Compositions et poésies personnelles sont ici vibrant hommage à l‘âme ibérique, aux tonalités de sa Péninsule…à ceux que j‘ai rêvés, à ce que j‘ai appris, aux musiciens rencontrés, aux êtres sensibles portant leur culture en offrande puis en partage.
Offrande et partage, tout un art ! Aimer c‘est mieux écouter et voir… Voir c‘est mieux comprendre…Comprendre c‘est mieux partager, mieux souffrir et rire… Aimer c‘est faillir au désespoir.
Pivotons légers ! Lâchons prise ! Aspirons l‘essence du parfum! Percevons l‘orientation cosmique. Jamais exercice d‘équilibre d‘avance n‘est acquis.

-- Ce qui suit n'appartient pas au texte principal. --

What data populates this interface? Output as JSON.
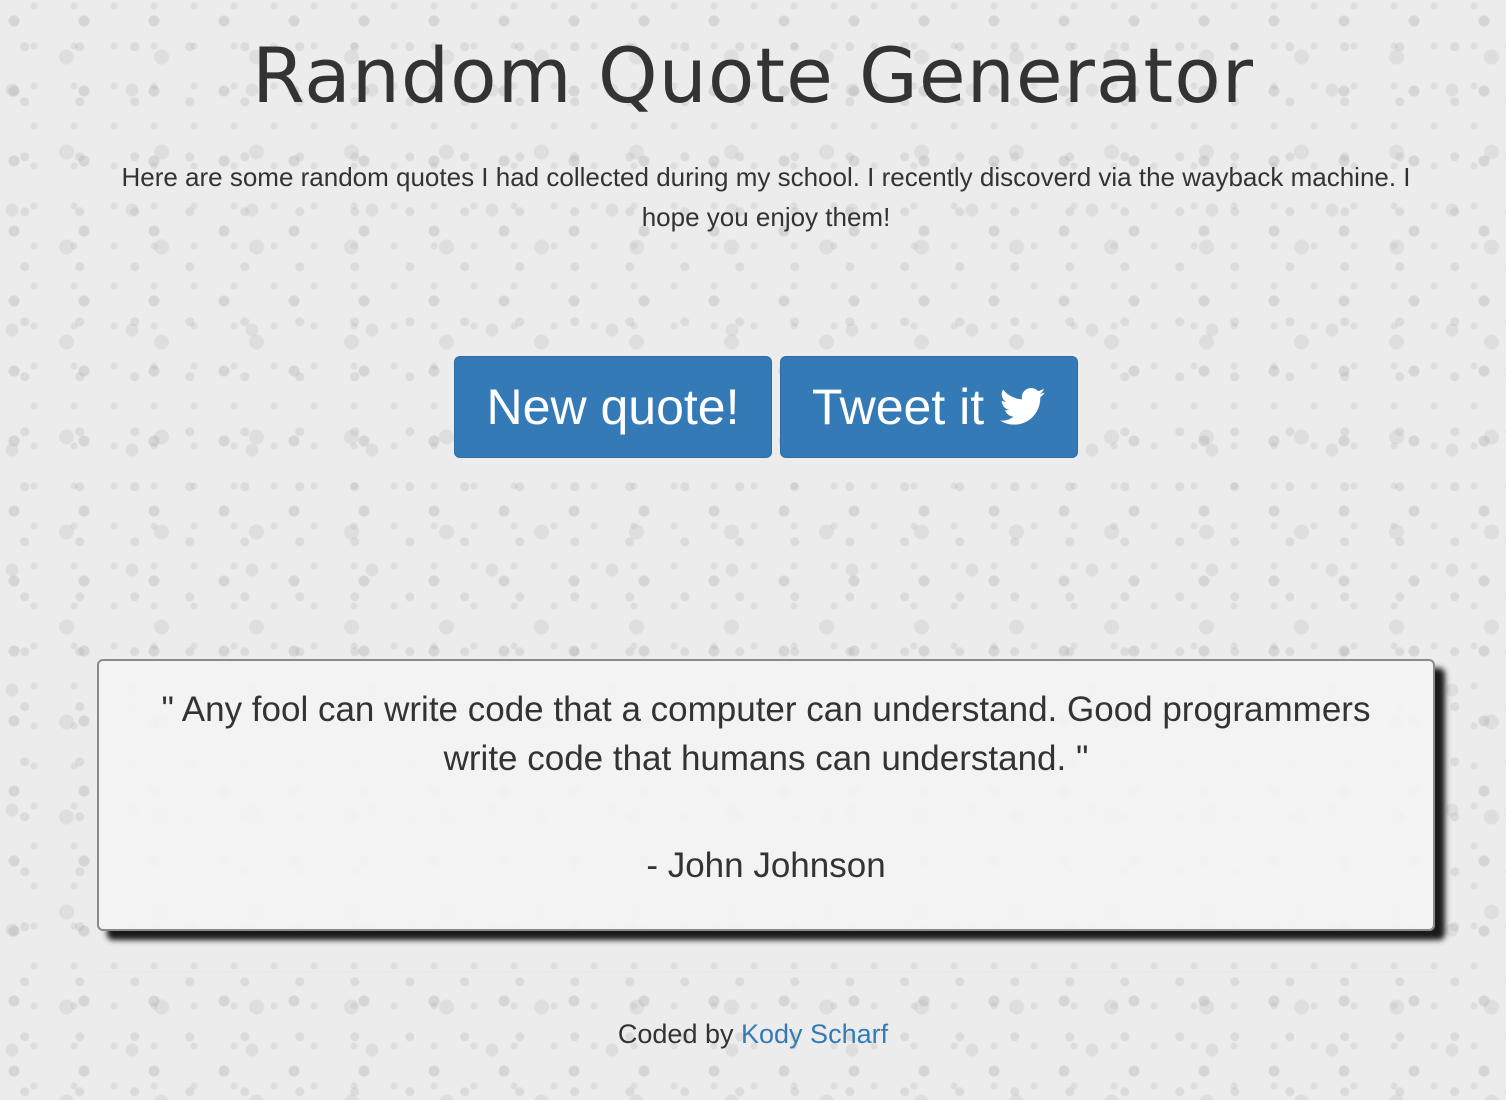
{
  "header": {
    "title": "Random Quote Generator",
    "intro": "Here are some random quotes I had collected during my school. I recently discoverd via the wayback machine. I hope you enjoy them!"
  },
  "buttons": {
    "new_quote_label": "New quote!",
    "tweet_label": "Tweet it",
    "tweet_icon": "twitter-bird-icon",
    "color": "#337ab7"
  },
  "quote": {
    "text": "\" Any fool can write code that a computer can understand. Good programmers write code that humans can understand. \"",
    "author": "- John Johnson"
  },
  "footer": {
    "prefix": "Coded by",
    "author_link_text": "Kody Scharf",
    "link_color": "#337ab7"
  }
}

À nos yeux et à notre écoute… Laissons parler la musique… Pour un moment !
Amina ALAOUI
Prologue du disque Arco-Iris, éd. ECM Records, 2011.
(a) Goethe “Diwan Est-Ouest“
(b) Mahmoud Darwich- “Les fleurs d‘amandiers ou plus“ éd. Actes Sud,
2007.
(c) Homère “L‘Illiade“
(d) Federico Garcia Lorca – Conférence “ Teoria y juego del duende“.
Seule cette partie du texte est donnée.